Kaldırılışının 99. yıldönümünde Siyasetçi, Yazar Muzaffer Doğan'ın Hilafet mesajı
"Müslümanın başı yok, dayanacak taşı yok!"
"3 Mart 1924 kara bir gündür çünkü, bu tarihte Hilâfetin kaldırılışı ile, din devletin emrine girdi. Bu kararla din, mü’minlerin gönlüne ve câmiye hapsedildi. Cumhuriyetin ilânından önce, devlet ve devletin bütün kurumları dinin (Kur’an ve Sünnetin) emrindeydi. Cumhuriyetin ilânıyla din, devletin emrine girdi. Arkasından lâiklik ilân edilince, Allah’ın Kur’an ile koyduğu kanunlar, kurallar, emirler ve yasaklar hayattan kovuldu.

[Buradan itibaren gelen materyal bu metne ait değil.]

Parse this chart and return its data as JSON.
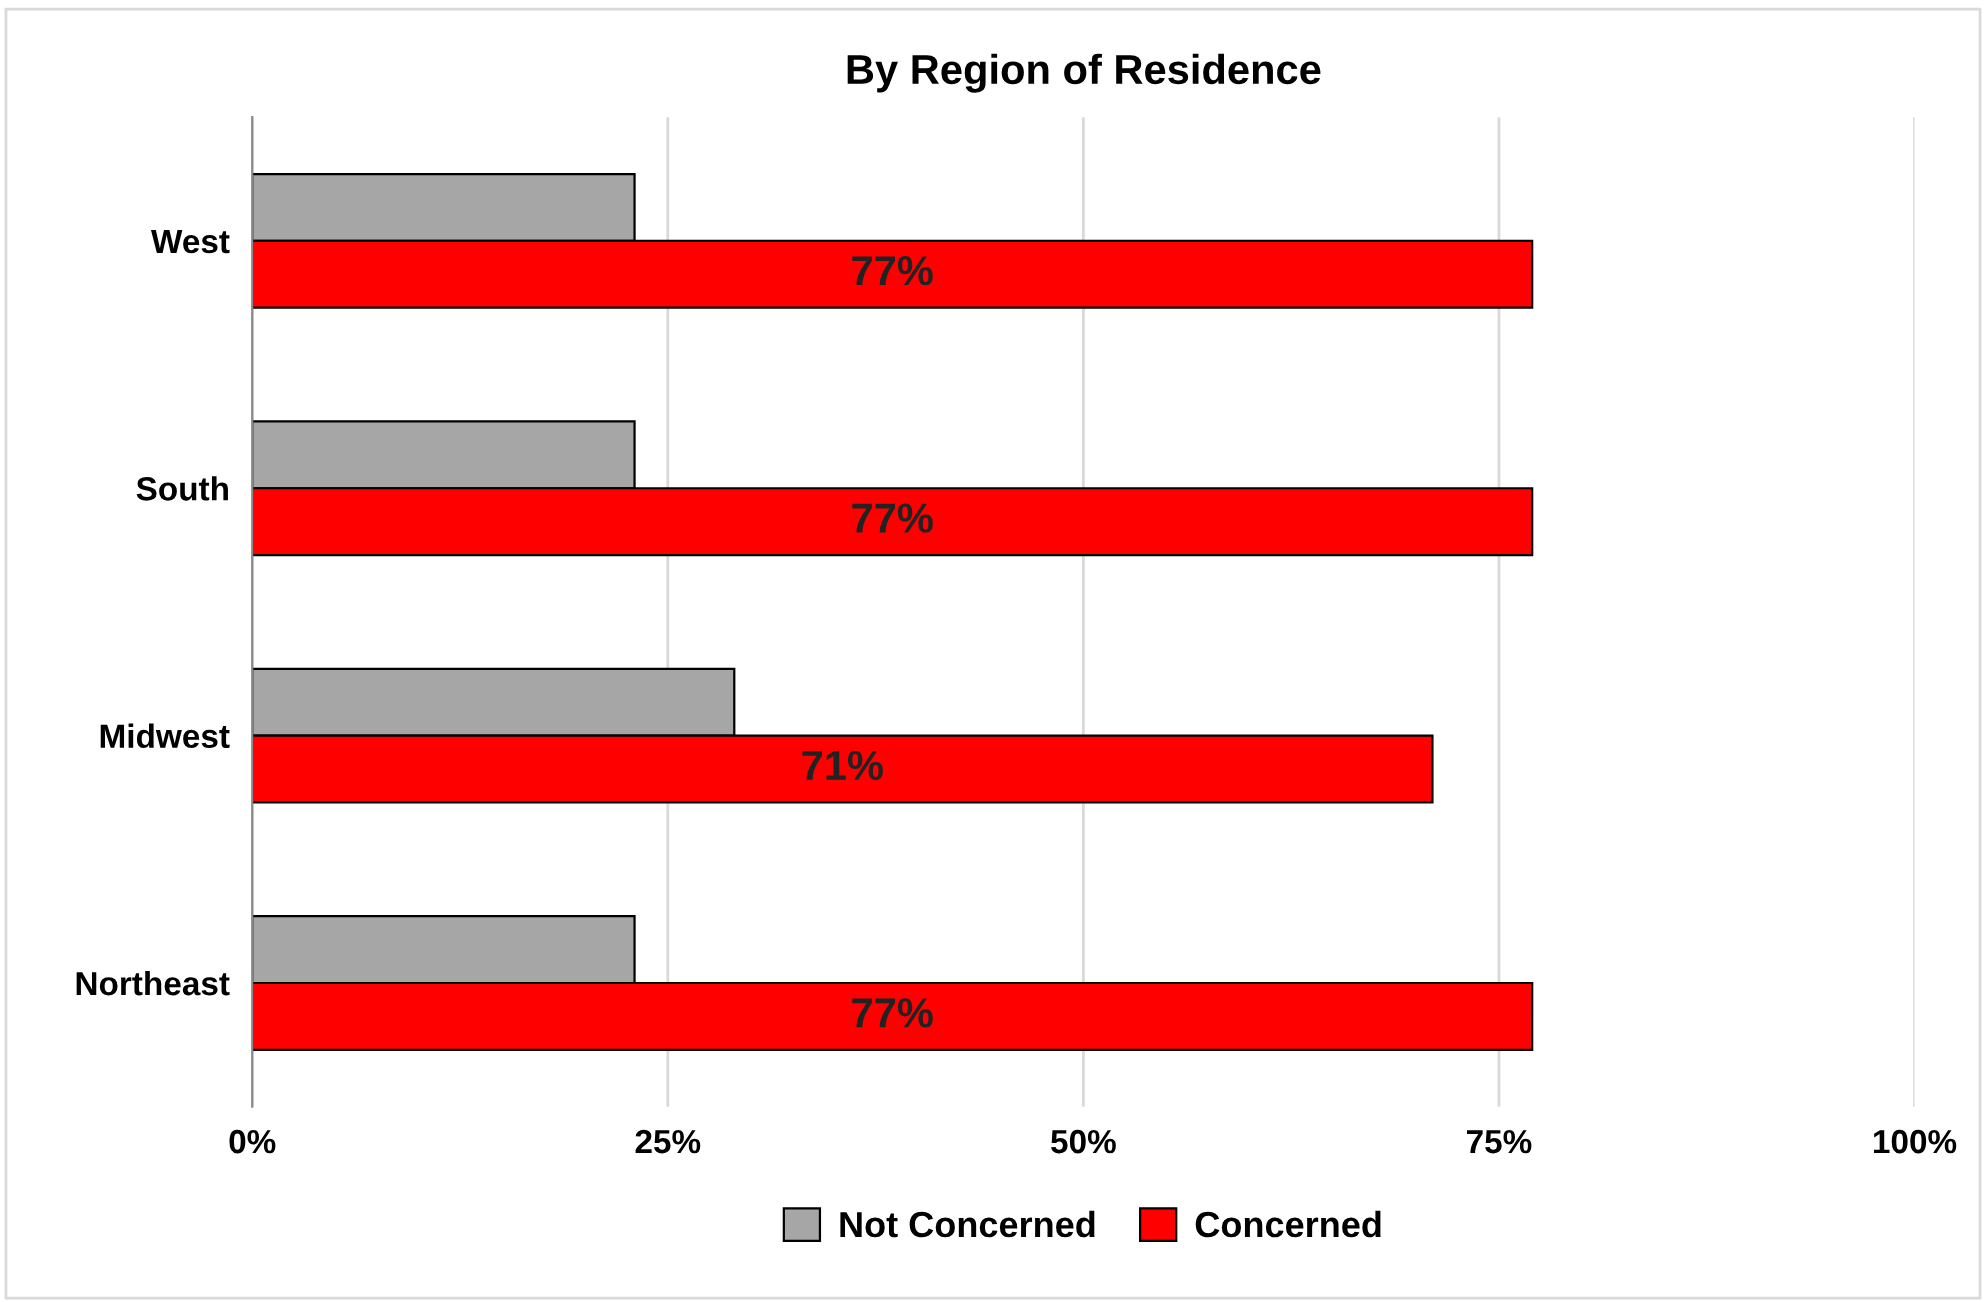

Halifeliğin kaldırılması ve laikliğin getirilişi, Müslümanlara karşı yapılmış büyük bir darbe ve büyük bir zulümdür. Müslüman, laik olamaz. Çünkü laiklik, Allah’a “alan” tayin etmektir. Büyük çoğunluğu Müslüman olan bir toplumda, Hilâfetin kaldırılması ve laiklik dayatması, Müslümanların her hususta faaliyet alanlarını daraltmış, kısıtlamış ve dinî hayatı köreltmiştir.
Müslüman bir toplum, giderek dinine, tarihine, mâzisine, temel mefkûrelerine, bütün manevî müktesebatına yabancılaş(tırıl)mış ve telâfisi çok zor ahlakî bozulmaya ve çöküntüye yol açılmıştır. Arkasından, 1928’de İslâm harflerinin kaldırılması ile milletin, Allah’ın kitabı Kur’an ile bağı koparılmıştır. Bütün bu kararlar, Lozan’da alınmış ve adım adım “inkılap” adı altında tatbik edilmiştir. İslâm toplumunda, “baş, başa bağlı; baş da, Allah’a (dine, şeriata) bağlıdır.”
Hilâfetin kaldırıldığı ve son halifenin yurt dışına sürgün edildiği günlerde, Müslüman halk arasında sıkça söylenen şöyle bir söz vardı: “Müslümanın başı yok, dayanacak taşı yok!” İşte şimdi, tam da o hâldeyiz.”